How To Start Email Marketing

For anyone thinking about setting up an email marketing campaign as a way of connecting with their customers, the initial steps can seem to be insurmountable. However, it’s not as difficult as it may seem. These are some tips on how to go about it.

Consider your recipients

One of the first things you have to think about is who you’ll be sending the emails to. This is irrespective of the format you are using (either print or online). At the outset, this may seem pretty straightforward, but you should really give it heavy thought before sending any emails to your contact list. For example, let’s say you’re doing email marketing for a service in the medical industry. You could have an email list composed of people who signed up because of a link they found in some articles on paying off student loans. In this case, sending them a medical service-related email instead of one about student loans could have them not subscribing. The point is: always choose a topic relevant to the group that you are dealing with or targeting.

How many clients do you have?

Finding this out is as easy as looking at the number of genuine emails you have in your mailing list. The content that you send could be affected by these numbers, but the more important thing is to use this as a tool for measuring potential cost. A lot of online email distribution companies can let you try their services at no cost if your email list has less than 500 records. If you have numbers higher than this, you may need to look around for a paid service that has the best features at an affordable price.
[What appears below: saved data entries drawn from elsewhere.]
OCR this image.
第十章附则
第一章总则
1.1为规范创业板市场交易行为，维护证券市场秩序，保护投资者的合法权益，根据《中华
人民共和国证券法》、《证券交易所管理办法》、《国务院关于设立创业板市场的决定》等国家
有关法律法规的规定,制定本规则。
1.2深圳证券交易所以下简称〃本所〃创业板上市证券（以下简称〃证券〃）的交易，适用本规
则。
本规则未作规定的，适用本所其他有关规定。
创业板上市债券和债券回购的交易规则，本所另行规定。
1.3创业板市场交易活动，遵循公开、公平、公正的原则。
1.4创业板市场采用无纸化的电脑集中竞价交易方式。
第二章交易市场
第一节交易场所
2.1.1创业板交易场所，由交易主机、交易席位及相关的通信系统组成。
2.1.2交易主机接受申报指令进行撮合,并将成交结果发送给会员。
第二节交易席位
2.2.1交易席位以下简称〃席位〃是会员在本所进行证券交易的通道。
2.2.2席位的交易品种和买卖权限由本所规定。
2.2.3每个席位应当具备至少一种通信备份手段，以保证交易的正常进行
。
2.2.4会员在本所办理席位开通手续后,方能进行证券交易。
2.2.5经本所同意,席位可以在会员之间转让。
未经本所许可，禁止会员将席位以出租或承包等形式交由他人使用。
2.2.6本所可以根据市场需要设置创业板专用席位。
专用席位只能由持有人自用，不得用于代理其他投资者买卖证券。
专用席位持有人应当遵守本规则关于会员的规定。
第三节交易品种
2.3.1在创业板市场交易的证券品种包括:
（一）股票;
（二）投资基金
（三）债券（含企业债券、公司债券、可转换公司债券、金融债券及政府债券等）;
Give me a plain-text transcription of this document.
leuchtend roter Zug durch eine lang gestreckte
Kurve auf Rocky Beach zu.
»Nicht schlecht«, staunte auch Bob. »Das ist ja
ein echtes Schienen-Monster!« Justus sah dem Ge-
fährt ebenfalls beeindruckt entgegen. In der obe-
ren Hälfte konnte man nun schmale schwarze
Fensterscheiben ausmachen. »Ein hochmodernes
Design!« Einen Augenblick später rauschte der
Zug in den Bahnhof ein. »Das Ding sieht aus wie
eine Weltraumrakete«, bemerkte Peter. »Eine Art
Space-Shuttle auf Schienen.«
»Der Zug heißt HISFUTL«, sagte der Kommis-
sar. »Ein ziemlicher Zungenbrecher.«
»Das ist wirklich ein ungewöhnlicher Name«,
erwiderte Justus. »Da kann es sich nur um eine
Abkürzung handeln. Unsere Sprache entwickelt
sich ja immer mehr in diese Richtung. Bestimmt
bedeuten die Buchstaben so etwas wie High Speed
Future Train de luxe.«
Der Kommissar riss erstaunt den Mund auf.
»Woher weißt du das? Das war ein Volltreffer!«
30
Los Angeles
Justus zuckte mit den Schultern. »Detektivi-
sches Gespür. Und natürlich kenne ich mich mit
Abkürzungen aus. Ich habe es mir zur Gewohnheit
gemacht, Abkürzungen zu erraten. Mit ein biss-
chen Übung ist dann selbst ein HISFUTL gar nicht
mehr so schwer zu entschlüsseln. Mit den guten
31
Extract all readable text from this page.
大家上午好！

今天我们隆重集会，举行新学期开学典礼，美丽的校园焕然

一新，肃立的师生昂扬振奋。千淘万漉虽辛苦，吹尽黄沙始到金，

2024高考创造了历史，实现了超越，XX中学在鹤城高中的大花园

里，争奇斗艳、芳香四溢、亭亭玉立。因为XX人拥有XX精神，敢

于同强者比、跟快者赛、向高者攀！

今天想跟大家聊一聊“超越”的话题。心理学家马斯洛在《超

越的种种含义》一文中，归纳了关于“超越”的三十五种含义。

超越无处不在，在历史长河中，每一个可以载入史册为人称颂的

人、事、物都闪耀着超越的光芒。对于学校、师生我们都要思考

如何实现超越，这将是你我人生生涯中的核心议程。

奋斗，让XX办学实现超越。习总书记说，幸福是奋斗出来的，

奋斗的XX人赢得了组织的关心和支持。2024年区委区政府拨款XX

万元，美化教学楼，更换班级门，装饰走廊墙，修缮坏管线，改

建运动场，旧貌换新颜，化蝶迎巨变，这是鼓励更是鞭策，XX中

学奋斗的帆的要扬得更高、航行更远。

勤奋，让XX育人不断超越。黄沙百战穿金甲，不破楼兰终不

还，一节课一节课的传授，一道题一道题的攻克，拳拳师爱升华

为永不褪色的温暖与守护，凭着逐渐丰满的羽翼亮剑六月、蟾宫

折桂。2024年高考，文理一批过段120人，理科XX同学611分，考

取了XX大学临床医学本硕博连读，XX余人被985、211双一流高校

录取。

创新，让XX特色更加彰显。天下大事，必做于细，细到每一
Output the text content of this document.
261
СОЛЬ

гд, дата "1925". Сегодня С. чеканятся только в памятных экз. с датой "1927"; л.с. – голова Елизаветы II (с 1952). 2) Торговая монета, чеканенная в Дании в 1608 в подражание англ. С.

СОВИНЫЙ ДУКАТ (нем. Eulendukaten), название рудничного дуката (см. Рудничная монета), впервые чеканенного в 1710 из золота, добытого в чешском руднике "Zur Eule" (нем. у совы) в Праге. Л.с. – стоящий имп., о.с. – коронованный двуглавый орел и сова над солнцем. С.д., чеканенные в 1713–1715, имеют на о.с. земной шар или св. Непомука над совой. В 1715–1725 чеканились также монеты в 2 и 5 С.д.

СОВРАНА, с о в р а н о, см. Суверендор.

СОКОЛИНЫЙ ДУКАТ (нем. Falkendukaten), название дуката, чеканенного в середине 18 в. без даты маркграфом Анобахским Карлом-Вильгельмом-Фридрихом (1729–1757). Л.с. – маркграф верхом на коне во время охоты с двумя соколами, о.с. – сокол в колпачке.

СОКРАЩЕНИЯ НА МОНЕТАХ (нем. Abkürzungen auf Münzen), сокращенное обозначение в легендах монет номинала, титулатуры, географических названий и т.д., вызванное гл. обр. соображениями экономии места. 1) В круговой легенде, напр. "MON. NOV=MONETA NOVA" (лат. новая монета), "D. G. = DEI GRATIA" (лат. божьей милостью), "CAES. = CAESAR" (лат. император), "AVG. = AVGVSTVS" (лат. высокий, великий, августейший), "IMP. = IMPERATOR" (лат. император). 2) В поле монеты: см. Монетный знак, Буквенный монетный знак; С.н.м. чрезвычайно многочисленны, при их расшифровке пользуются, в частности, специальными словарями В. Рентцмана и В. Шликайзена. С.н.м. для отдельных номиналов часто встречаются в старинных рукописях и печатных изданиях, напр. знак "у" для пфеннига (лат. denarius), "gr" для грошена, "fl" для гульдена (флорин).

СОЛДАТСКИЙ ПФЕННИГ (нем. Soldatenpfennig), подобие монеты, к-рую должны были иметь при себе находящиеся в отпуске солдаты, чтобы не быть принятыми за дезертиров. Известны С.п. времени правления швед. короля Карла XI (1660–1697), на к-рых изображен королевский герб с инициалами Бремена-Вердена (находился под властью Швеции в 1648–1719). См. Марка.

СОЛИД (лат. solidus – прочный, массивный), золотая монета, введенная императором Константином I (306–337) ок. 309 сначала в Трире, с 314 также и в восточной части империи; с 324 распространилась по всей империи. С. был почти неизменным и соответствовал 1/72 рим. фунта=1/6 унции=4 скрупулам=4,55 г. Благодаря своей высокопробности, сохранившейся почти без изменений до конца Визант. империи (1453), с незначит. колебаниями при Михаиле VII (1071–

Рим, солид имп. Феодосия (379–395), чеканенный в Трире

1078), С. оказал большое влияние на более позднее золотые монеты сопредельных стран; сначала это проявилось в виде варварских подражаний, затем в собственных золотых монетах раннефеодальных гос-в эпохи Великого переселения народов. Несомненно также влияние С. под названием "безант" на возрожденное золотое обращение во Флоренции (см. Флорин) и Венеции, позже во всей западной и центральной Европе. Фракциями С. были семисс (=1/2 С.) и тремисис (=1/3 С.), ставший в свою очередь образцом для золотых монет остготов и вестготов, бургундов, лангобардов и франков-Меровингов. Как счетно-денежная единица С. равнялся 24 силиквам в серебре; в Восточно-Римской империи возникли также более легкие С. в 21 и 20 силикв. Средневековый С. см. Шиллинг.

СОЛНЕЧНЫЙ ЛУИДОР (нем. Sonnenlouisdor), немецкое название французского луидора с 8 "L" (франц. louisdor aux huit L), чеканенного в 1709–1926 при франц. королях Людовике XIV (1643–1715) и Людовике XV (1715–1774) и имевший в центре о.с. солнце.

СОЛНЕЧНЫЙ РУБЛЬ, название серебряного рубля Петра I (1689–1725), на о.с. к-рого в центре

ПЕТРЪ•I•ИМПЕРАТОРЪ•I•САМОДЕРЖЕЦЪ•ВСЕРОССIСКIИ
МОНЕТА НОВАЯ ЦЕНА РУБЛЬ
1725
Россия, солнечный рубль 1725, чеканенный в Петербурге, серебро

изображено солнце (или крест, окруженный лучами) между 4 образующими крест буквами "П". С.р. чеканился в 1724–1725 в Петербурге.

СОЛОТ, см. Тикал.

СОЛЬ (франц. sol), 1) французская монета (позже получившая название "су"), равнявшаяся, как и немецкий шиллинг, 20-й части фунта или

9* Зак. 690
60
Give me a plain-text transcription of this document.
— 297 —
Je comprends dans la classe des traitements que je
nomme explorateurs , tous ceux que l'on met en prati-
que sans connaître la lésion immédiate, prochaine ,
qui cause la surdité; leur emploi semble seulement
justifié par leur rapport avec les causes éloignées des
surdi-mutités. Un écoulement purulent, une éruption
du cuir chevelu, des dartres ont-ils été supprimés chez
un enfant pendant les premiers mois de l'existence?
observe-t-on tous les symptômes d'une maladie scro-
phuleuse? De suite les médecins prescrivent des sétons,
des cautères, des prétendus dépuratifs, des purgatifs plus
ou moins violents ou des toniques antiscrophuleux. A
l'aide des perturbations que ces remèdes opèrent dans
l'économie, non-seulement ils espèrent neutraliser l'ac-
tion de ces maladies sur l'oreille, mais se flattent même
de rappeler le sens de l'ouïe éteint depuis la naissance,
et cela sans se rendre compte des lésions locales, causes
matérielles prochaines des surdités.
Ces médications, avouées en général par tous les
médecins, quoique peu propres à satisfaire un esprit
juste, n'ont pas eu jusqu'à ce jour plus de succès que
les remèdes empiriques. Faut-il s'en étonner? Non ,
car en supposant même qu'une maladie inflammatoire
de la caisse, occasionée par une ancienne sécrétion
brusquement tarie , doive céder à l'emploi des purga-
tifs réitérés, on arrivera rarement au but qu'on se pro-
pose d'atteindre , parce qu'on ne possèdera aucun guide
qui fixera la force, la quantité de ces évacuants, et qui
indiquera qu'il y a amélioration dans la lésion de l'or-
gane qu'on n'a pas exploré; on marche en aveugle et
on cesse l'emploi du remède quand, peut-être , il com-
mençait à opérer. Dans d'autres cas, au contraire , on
Going solo vs. hiring a pro

The decision to do the email marketing alone or to get a professional to help is analogous to painting a house. You could paint using a lavish color, but do you have time to do this, and how sure are you that the result will be of good quality? Even if you decide to send plain text emails, there are some design aspects such as formatting and layout that you will have to consider. Many people have a bit of experience with HTML in terms of design and layout, and if you are that kind of person and like to do it, then it wouldn’t hurt to do your marketing alone. It might also be wise to give the job to someone in your organization who is creative and wouldn’t mind doing the design and layout as a side project.

If you decide to get a professional designer, always ask for a sample of their work. A lot of designers won’t have a problem putting together a mock design of your project. To hire a professional, expect to pay between $10 and $50 an hour for basic HTML design. The exact price will depend on two things: the experience of the professional and the turnaround time that you request.